DEALING WITH COMPLEXITY

Why background conditions should not be put in the background

The connections between cause and background conditions are worthy of investigation because it might point to novel ways for transforming social-ecological systems. A new paper uses the collapse of Baltic cod in the 1980s as an example to illustrate the point. Photo: M. Almqvist/Azote libraries

We should keep our options open to understand why certain things are seen the way they are

Story highlights

  • Interest in causality is growing in sustainability science
  • A new thought provoking study questions the usefulness of thick boundaries between background conditions and causal elements
  • They use the collapse of Baltic cod in the 1980s as an example to illustrate their argument

THE COD AND THE CUT: Truth, according to Foucault, depends on “the instruments
required to discover it, the categories necessary to think it, and an adequate language for formulating it in propositions.”
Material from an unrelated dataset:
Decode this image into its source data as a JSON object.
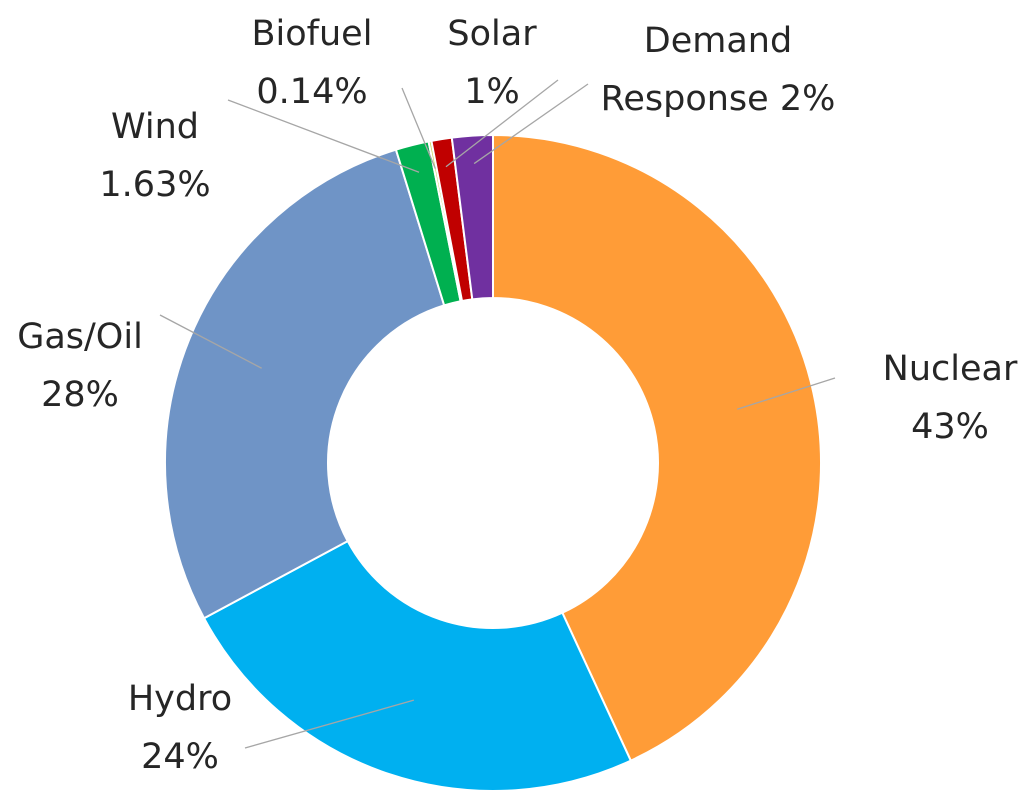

In our complex, messy world, researchers are trying to break through the multiple levels of contexts, beliefs and noise we all are part of and extrapolate insights that are relevant and applicable for as many as possible. Some elements, however, are rarely questioned in the process, notably those we can call “background conditions”.

In a new paper in Frontiers in Sociology, centre researchers Tilman Hertz and Maria Mancilla Garcia question whether the background might be more important than previously thought.

They argue that the connections between cause and background conditions is worthy of investigation because they might point to novel ways for transforming social-ecological systems.

We question the usefulness of thick boundaries between conditions and causal elements that explain the processes by which social-ecological systems evolve.

Tilman Hertz, lead author

How we look at a problem

Interest in causality is growing in sustainability science. However, many approaches separate between cause and everything else, which is given the label of “background conditions”.

Hertz and Mancilla Garcia argue that background conditions are related to what Karen Barad has called a “cut”, a specific determination of the world respective to another part. In this sense, most approaches to causality operate from “within” the same cut that manifests via background conditions.

A cut determines the way we look at a problem. The authors also use the term "territorialization" to explain this, which was invented by philosophers Deleuze and Guattari to refer to processes that become consolidated and difficult to change.

The authors use the collapse of Baltic cod in the 1980s as an example to illustrate their argument.

A large number of studies from a variety of different disciplinary angles have found many different explanations for the collapse, yet their explanations are based - by and large - on the same cut.

Understanding the why and the way

But a cut is not something inherent to nature, and instead is something actively enforced or performed” say the authors. In other words, causal explanations are specific to particular cuts, which puts the focus of causal inquiry onto the cut itself.

Hertz and Mancilla Garcia dug deeper and the background conditions within which the Baltic cod crisis manifested, and uncovered a separation between the social and the ecological enforced by encouraging policies aimed at increasing productivity under the rationale of national development.

In their conclusion, Hertz and Mancilla Garcia emphasise the need for openness and seeking to understand why we think and operate the way we do.

“A cut is political because it reduces Being to particular experiences, and the processes of territorialization keep this understanding of Being in place.”

Instead, they argue, we should keep our options open to understand why certain things are seen the way they are. This way, novel cuts might emerge.